NYC Working to Accommodate Students During Bus Strike

New York City is taking measures to ensure that no children are left out in the cold and unable to get to school due to the school bus strike currently in effect. All students who take the familiar yellow buses to school were issues MetroCards to allow them to get to class using public transport. [...]

New York City is taking measures to ensure that no children are left out in the cold and unable to get to school due to the school bus strike currently in effect. All students who take the familiar yellow buses to school were issues MetroCards to allow them to get to class using public transport. Cards for parents to allow them to accompany their kids will be issued later this week.

Wednesday saw the commencement of the first industrial action by the school drivers union since the 1970s, leaving 152,000 kids who rely on this mode of transportation out in the cold – literally. The strike also created chaos for their parents, who have had to rely on car ride, trains, city buses and even taxis in order to get their children to school.

Schools Chancellor Dennis Walcott attempted to reassure parents during an address on 1010 WINS radio. He said that the city will be working to fill the parents’ transportation needs, but acknowledged that at least for a first couple of days of the strike, it will be tough going to get everyone where they needed to be on time.

All students affected by the strike got MetroCards Tuesday to take subways and buses to school, but a plan to make the cards available to parents of young children and special education students has been hobbled by bureaucratic delays.

Parent MetroCards won’t be activated until Thursday because the MTA says it needs up to 72 hours to program the software in 6,000 buses.

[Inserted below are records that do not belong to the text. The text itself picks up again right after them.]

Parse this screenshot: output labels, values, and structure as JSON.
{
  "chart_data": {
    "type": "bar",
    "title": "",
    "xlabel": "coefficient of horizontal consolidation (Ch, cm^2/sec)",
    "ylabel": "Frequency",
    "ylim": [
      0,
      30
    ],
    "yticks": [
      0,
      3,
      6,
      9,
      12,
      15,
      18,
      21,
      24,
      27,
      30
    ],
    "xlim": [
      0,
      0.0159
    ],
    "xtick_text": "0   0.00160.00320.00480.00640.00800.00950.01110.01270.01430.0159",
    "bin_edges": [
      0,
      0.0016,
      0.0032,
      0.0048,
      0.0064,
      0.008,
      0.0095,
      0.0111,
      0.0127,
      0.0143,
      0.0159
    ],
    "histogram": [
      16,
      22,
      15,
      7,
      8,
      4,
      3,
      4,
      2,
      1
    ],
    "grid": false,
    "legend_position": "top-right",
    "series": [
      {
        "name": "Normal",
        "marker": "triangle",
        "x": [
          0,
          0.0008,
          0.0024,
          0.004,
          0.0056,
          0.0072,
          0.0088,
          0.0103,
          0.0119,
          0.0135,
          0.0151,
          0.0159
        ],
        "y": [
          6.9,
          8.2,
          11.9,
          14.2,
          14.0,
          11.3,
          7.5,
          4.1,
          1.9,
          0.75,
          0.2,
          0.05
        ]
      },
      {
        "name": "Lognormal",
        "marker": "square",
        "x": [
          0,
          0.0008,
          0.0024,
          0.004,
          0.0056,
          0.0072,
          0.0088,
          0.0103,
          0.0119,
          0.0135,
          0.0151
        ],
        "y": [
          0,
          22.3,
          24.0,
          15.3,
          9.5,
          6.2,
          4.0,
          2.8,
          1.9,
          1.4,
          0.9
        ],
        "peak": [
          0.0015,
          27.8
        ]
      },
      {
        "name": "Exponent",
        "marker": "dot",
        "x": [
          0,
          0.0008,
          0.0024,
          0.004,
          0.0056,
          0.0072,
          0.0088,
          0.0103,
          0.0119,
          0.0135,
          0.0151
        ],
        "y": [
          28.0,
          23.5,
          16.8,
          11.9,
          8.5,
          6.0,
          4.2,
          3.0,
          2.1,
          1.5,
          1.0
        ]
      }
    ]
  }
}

City Councilman David Greenfield didn’t think that the measures put in place by the city were going to be very effective — at least not in the short term. Meanwhile other city education officials and parents expressed concerns that lack of school bus options might disproportionally hit special education and disabled students who need supervision and care from the time they leave their homes until the time they return from school in the evening.

Maggie Moroff of Advocates for Children said she’s worried about disabled students for whom public transportation won’t work.

“They don’t have a solid plan for how they’re going to deal with these more-complicated issues,” she said.

The union behind the strike, Amalgamated Transit Workers Union Local 1181, is protesting a city plan to bid out private bus contracts with no job guarantees for the union’s 8,800 drivers and escorts.

Its leaders have promised picket lines at bus yards, and other drivers unions have vowed not to cross those lines.

The transportation companies are hiring replacement workers to fill in for striking drivers, but they will not be ready to work for a better part of a week due to mandatory drug and alcohol tests.